Review by Lauryn
Before seeing the trailer for Trainwreck, I was not familiar with Amy Schumer – I know; I must be living under a rock. Judd Apatow, however, is a name I am well familiar with, and upon seeing this trailer, I knew I had to see the movie.
Schumer plays Amy, a woman who loves to drink, party, and have sex. She has a boyfriend, Steven (John Cena), but she doesn’t let that stop her from a string of one-night stands. Her approach to relationships is handed down to her by her father (played by Colin Quinn): “Monogamy isn’t realistic.” Presumably, this behavior is the source of the film’s title; Amy is considered a trainwreck – mostly by her sister Kim (Brie Larson), who has opted for marriage and children.
I take issue with this categorization because Amy actually seems to be doing well for herself. She has a great apartment and a solid job – maybe not the one she wants, but many young people find themselves in that situation. When she’s not partying, she spends time visiting her father and his crony Norman (Norman Lloyd) in the assisted living facility. Ultimately, the problem seems mostly to be that Amy is self-centered, with a tendency toward meanness, a problem that the film suggests is solved by finding a relationship worth having.

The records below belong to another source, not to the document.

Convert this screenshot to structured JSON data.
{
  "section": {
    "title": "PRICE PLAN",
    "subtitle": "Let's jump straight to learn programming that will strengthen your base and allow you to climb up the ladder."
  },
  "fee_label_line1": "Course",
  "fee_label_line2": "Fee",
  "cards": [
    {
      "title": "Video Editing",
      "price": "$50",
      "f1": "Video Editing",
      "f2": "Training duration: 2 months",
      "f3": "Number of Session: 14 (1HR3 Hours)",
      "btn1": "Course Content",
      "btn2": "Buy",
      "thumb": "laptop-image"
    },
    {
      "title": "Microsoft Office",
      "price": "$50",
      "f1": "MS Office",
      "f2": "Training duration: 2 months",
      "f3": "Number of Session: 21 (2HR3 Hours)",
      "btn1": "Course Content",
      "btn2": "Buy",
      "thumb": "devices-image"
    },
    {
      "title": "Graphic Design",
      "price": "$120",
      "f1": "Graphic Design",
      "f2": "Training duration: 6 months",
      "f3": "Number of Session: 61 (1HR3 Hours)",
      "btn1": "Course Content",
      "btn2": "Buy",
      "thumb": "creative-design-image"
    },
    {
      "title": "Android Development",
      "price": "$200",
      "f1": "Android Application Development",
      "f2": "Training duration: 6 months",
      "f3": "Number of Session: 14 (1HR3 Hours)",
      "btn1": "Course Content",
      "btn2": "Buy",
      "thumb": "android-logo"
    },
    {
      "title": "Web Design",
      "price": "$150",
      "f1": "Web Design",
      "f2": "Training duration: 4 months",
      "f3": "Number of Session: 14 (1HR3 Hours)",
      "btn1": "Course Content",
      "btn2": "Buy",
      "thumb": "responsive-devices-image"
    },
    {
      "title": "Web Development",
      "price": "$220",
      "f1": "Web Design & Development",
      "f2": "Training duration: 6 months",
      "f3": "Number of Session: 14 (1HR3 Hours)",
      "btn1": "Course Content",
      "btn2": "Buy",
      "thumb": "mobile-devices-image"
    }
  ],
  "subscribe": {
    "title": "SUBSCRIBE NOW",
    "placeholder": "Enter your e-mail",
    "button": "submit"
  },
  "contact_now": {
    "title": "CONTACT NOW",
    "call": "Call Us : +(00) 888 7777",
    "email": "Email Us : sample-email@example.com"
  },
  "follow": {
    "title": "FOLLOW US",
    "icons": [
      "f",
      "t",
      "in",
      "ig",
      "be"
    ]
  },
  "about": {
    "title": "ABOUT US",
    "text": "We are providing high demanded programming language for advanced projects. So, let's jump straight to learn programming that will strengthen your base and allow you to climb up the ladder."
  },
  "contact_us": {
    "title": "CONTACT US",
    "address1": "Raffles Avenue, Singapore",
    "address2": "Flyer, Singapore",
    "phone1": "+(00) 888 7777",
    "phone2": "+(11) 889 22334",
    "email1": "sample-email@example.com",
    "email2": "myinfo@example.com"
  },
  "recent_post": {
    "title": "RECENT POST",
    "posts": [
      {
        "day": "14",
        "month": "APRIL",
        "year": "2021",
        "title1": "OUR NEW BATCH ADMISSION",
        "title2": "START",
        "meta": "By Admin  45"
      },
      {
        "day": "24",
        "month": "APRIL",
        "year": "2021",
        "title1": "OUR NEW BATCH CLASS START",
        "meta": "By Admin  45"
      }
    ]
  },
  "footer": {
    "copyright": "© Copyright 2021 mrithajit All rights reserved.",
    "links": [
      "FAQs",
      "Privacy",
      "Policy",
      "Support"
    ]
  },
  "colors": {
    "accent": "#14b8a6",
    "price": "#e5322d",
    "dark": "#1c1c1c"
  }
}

Amy stumbles into this relationship when her boss Dianna (played deliciously by Tilda Swinton) assigns Amy, who had just finished a diatribe against sports and sports fans, to interview a sports therapist who also devotes time to Doctors Without Borders. When Amy meets Aaron (Bill Hader), it seems like they won’t hit it off – she tells him that one of her favorite sports teams is the Orlando Blooms – but the more time they spend together, the more it seems like they might be a good match.
The movie is fun to watch and brought tears to my eyes from laughing so hard. Schumer and Hader are great in the lead roles, but some of the best moments come from the supporting cast. LeBron James steals every scene is in, and John Cena, Tilda Swinton, and Ezra Miller all have some spectacularly funny scenes. But the movie isn’t just about sex and laughs. There are some quiet moments about the importance of family connection as well, as Amy navigates the growing rift between her father and her sister.
Trainwreck is a fantastic collaboration between Schumer and Apatow and, hopefully, the first of many.